Fallen Women and Street Walkers of Victorian Era: History & Clothes
Hero credits: @miavpart
One of the minor but interesting aesthetic trends is what some call the Victorian sl*t. It’s more or less the feminine cottagecore aesthetic with its long dresses and frilly collars. You’re covered head to toe but the dress is all lacey and transparent, and you’re not wearing a slip underneath.
Does the aesthetic reflect how Victorian “fallen women” and prostitutes really dressed?
According to what I found, the reality in Victorian times was quite different from the common knowledge these days. The popular notion is that Victorians were notoriously sexually repressed and prostitution was not to be spoken of. This is subject to differences in opinion and historical speculation though.
In the Victorian era, it was not uncommon for married women without a significant privilege to supplement the family income via prostitution - often with the blessing of the husband because morals are nice, but cash is cash.
On the higher end, socialites who were attractive and unmarried would as a rule make a living through some form of sex work. These women were regular upper class women, generally more or less respected within the social structure of the time.
The reason was because prostitution, when done smartly, was the highest paying job of the era. As they aged, some of the old time courtesans would go on to establish “houses”. Even back then, some of these already specialized in niche interests like flagellation. And one would almost think that this one spread thanks to the internet, right?
You would not distinguish an expensive courtesan from a well-bred, married upper class woman by the way she dressed or behaved. The notion of relating prostitution with attention-grabbing clothes comes from the working class women and from full-time prostitutes.
In Victorian England, prostitutes were supposed to register and work in a brothel, but in practice a lot of women would walk the street. Women who worked on the street would use a bit too colorful clothes and a bit too extravagant accessories as a coded way to communicate what they do. This led to development of a sort of sisterhood among them, as they informed each other about police presence to help each other out… Unless they were engaged in a mutual fight over territory.
Not all fallen women were prostitutes. During the Victorian era, the term fallen woman referred to women who have transgressed moral and societal norms. Respectable women who suffered sexual assault or were seduced and became pregnant faced the harshest judgement. These women were often disowned from their families and had to resort to full time prostitution.
But only some prostitutes faced social ostracism for the perceived loss of virtue, engaging in unsanctioned sexual relationships or having children out of wedlock. As always, the lower your privilege, the stricter the judgement against you.
I think it’s quite funny how the concept of the fallen woman was deeply rooted in the Christian and moralistic ideals of Victorian society, yet people typically wouldn’t bother the rich courtesan as long as she stayed rich and well connected.

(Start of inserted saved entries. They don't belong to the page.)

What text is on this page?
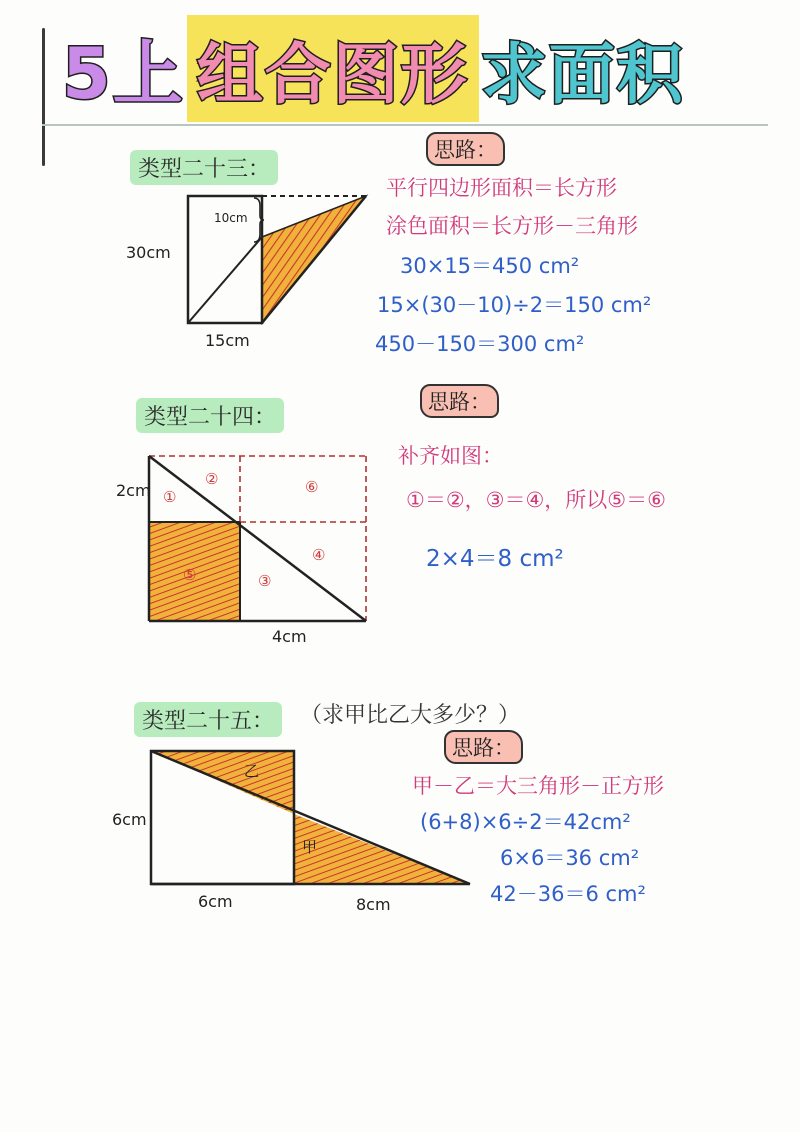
5上 组合图形 求面积
30cm
15cm
10cm
2cm
4cm
①
②
③
④
⑤
⑥
6cm
6cm	8cm
乙
甲
类型二十三：
思路：
平行四边形面积＝长方形
涂色面积＝长方形－三角形
30×15＝450 cm²
15×(30－10)÷2＝150 cm²
450－150＝300 cm²
类型二十四：
思路：
补齐如图：
①＝②，③＝④，所以⑤＝⑥
2×4＝8 cm²
类型二十五：	（求甲比乙大多少？）
思路：
甲－乙＝大三角形－正方形
(6+8)×6÷2＝42cm²
6×6＝36 cm²
42－36＝6 cm²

Victorian punk aesthetic decor by @xviolet_moonx
According to the sources I found, there were known examples of high-society prostitutes during the Victorian era. Here are a few examples:
Cora Pearl: Cora Pearl was a famous French courtesan who gained prominence in Victorian high society. Known for her extravagant lifestyle and relationships with wealthy and influential men, she became a symbol of excess and scandal.
Catherine Walters: Catherine Walters, also known as “Skittles,” was an English courtesan who became a popular figure among the British aristocracy. Her charm and beauty captivated many high-ranking men, including the Prince of Wales, later King Edward VII.
Lola Montez: Although Lola Montez’s career as a courtesan predates the Victorian era, she gained significant attention and influence during that time. She was an Irish dancer and actress who earned fame and notoriety for her affairs with prominent men, including King Ludwig I of Bavaria.
Once again, it’s worth mentioning that these women operated within a complex social and cultural context. The perception and treatment of prostitutes varied widely, and their experiences were shaped by factors such as class, circumstance, and personal choices.